I shrugged. “Just keep going and hope? You’re too great a guy for any girl not to want to be with you.”

“I don’t think there’s too many girls who feel that way,” he laughed. “But I only need one, right?”

We looked at each other; I wasn’t really sure what to say next, and he looked as though he wasn’t either. Then, just as it was starting to feel awkward, he started laughing, and so did I. That was one of the great things about him – he could laugh and make me laugh, even in awkward situations. I gave him a sort of flirtatious look then, and he responded by pulling me into his lap and kissing me hard.

“Friends?” he asked, and I nodded and kissed him again. “Let’s go kind of slowly, then,” he suggested. “Maybe it’s better to wish we were doing more than having you upset that we’re doing too much.”

I giggled – I was getting pretty good at that – and said, “We have a saying in the theater – always leaving them wanting more. I guess that’s good advice for relationships, too.”

So we cuddled a bit more and then he walked me home. I made sure to get a serious good night kiss, though – just to hold me over until the next time.

I met Vicky the next afternoon and told her what had happened. “No sex?” she asked, surprised.

“That’s what he said.”

“Huh. That’s kind of nice, actually.”

I looked at her in surprise. “Nice? I thought you liked sex. I mean, you never gave me the impression that I was forcing you.”

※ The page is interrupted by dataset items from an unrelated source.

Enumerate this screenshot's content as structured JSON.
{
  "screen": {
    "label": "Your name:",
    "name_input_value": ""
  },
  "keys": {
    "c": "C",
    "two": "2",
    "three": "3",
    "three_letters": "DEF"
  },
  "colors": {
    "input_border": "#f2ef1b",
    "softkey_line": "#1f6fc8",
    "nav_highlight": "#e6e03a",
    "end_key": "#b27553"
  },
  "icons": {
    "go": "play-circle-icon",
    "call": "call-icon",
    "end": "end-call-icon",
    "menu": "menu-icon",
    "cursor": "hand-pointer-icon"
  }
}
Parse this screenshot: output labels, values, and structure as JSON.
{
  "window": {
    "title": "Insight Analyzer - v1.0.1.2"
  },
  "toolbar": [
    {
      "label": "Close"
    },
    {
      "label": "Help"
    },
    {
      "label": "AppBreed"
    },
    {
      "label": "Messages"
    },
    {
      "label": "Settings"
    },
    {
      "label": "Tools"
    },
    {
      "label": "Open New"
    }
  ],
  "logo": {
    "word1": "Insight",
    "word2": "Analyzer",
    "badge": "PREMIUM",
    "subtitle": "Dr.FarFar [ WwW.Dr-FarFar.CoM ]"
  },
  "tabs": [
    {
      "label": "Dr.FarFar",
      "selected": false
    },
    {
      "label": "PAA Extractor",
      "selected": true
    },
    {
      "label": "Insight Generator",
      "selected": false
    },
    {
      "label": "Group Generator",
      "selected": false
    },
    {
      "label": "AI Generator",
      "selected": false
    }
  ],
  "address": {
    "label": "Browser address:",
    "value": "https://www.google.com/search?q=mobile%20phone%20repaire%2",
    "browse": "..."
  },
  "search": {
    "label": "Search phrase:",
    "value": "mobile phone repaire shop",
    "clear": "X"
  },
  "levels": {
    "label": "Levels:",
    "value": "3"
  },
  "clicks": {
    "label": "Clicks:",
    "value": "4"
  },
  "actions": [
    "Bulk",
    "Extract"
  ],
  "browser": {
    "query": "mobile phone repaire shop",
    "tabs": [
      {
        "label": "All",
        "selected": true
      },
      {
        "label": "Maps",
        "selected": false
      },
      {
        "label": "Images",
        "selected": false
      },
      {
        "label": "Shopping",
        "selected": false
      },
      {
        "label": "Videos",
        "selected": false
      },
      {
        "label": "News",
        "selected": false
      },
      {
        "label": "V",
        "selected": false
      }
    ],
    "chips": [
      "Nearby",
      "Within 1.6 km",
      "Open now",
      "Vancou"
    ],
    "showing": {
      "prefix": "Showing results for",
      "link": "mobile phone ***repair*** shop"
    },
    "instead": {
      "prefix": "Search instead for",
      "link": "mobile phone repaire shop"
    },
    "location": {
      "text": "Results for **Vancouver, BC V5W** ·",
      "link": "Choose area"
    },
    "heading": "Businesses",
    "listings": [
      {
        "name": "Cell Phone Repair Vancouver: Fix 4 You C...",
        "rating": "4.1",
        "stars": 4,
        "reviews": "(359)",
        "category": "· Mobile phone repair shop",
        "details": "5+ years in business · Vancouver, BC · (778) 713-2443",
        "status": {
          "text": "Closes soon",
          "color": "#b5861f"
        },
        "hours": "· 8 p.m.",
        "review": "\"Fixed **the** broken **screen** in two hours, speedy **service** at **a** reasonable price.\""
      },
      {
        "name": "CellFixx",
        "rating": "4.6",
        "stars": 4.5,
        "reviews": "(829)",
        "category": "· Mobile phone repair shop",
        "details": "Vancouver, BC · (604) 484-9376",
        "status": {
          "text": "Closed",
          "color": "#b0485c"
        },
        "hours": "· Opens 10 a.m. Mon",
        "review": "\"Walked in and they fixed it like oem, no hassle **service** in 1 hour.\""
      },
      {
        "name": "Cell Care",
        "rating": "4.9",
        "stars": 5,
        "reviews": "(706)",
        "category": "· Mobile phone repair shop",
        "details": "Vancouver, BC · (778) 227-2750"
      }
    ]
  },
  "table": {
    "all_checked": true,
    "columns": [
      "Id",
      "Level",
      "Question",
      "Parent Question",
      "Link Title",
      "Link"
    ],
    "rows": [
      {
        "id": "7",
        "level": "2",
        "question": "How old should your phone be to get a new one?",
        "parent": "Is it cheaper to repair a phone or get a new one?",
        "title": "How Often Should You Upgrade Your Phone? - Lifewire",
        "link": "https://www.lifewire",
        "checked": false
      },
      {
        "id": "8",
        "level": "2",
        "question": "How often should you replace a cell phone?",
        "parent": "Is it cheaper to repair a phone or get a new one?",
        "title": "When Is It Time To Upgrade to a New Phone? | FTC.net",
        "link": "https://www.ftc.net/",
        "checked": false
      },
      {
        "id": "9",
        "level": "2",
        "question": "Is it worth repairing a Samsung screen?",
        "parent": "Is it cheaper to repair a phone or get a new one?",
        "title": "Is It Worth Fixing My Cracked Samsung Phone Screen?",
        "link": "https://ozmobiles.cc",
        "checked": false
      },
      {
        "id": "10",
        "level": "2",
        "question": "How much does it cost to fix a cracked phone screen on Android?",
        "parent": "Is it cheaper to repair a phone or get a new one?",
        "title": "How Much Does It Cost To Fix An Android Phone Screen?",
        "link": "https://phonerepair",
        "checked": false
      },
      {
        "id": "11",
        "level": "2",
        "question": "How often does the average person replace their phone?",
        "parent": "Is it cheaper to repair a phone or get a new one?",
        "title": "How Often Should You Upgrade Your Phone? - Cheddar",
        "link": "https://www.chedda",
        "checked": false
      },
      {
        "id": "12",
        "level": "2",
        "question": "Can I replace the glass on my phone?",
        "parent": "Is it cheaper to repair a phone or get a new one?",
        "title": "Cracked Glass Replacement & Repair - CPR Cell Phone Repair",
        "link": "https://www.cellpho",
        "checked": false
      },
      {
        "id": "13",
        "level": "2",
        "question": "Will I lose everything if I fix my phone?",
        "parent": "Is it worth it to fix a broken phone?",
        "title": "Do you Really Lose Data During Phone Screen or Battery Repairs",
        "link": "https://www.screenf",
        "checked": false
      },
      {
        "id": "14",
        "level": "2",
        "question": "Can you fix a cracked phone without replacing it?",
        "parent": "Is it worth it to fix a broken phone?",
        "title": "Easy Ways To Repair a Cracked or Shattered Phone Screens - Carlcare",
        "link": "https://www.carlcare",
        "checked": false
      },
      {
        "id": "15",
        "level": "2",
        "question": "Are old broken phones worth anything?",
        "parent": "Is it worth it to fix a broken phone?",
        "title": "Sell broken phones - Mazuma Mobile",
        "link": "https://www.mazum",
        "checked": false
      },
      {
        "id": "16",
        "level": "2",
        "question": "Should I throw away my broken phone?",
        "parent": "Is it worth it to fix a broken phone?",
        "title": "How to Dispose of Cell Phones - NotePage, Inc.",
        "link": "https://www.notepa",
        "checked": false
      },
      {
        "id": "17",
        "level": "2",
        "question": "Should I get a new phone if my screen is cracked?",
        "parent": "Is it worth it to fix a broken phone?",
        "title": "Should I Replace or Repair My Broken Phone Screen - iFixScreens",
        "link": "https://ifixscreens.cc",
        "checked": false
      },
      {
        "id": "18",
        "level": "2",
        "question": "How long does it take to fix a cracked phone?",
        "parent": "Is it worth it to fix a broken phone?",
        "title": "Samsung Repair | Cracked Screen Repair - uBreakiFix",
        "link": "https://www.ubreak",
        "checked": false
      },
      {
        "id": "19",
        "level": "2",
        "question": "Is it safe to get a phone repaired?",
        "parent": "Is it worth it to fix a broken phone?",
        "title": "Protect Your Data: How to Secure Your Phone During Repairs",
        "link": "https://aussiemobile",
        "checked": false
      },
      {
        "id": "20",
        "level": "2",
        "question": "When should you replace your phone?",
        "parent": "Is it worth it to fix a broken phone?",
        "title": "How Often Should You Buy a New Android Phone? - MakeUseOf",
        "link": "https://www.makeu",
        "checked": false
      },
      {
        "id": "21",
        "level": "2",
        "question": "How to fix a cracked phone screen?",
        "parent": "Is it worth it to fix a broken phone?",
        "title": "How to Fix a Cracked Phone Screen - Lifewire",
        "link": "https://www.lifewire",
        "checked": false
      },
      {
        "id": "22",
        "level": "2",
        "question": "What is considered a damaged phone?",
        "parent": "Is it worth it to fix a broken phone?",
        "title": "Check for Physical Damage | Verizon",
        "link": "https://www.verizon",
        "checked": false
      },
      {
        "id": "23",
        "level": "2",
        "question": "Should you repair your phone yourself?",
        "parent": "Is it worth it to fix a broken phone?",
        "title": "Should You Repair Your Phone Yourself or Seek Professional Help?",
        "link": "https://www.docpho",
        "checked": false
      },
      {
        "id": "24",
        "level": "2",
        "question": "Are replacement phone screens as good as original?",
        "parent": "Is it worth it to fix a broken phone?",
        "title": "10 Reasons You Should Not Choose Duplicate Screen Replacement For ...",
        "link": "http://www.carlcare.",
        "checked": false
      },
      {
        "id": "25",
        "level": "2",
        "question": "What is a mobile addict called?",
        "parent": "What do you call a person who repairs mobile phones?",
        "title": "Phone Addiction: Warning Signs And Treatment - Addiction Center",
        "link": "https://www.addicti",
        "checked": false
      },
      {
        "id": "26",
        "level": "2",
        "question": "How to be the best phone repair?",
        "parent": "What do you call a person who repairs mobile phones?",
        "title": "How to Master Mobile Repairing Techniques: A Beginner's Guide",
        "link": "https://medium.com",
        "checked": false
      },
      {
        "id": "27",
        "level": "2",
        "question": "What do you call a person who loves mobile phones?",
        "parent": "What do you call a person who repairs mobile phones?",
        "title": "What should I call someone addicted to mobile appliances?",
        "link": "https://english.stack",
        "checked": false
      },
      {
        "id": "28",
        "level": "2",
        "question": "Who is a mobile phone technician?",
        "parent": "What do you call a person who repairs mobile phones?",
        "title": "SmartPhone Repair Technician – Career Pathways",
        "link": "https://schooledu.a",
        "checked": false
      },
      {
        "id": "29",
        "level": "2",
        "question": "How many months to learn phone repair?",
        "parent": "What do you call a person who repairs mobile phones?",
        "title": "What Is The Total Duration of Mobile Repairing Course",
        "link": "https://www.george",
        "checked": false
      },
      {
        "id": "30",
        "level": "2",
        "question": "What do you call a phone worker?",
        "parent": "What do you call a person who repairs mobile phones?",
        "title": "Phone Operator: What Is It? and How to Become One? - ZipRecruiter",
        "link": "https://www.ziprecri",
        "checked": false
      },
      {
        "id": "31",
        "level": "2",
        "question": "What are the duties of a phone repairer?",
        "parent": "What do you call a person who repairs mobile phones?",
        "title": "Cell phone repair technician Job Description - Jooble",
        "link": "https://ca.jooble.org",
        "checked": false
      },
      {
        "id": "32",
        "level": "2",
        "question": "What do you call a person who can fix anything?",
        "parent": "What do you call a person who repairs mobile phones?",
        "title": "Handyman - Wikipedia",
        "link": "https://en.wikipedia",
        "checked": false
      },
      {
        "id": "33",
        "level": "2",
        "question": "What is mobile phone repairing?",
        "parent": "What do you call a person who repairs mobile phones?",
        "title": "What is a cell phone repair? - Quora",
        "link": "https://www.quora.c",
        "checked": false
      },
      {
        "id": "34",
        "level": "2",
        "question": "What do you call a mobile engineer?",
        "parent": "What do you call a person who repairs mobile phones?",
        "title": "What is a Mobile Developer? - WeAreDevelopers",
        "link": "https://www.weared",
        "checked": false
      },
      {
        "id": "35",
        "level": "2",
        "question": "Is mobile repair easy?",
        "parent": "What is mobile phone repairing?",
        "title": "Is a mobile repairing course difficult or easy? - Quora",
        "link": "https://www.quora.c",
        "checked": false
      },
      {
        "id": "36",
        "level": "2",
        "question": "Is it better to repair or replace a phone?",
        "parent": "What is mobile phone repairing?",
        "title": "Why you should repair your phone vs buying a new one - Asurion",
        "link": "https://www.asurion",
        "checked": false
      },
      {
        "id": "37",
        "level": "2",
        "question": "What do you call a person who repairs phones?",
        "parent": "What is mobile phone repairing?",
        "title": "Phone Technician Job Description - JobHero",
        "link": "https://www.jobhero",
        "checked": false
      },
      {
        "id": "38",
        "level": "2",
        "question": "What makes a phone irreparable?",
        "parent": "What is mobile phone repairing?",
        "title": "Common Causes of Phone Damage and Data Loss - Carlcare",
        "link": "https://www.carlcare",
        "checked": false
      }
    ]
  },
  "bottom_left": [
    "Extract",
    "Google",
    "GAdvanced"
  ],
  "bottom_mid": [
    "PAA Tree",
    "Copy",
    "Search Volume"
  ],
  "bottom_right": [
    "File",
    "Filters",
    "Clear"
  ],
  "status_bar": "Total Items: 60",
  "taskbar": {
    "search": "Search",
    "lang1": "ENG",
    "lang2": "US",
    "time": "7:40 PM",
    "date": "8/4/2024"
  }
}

“You didn’t. I mean, you weren’t,” she reassured me. “And it’s useful with Kevin. Keeps him from having all the power in our relationship. Only… I don’t know if I ever told you how I lost my virginity.”

“You didn’t tell me a lot about your previous relationships,” I pointed out. “It’s only since… well, since I looked like this that you even told me about guys abusing you.”

“Yeah… I guess I was afraid… anyway, my first time was with George, sophomore year in high school. He was in college, which probably wasn’t such a great idea for me, I guess. Anyway, we kind of got wasted, and we were cuddling, and… he sort of just did me. Didn’t ask, no warm-up, nothing. I was pretty much already undressed, so I suppose I should have expected something, but… I really wish I’d waited. That any guy would turn down a girl for sex because he cared about her that much… I guess I’m jealous, a bit.”

“And really mellow, Vix. I’m used to you raging over everything lately.”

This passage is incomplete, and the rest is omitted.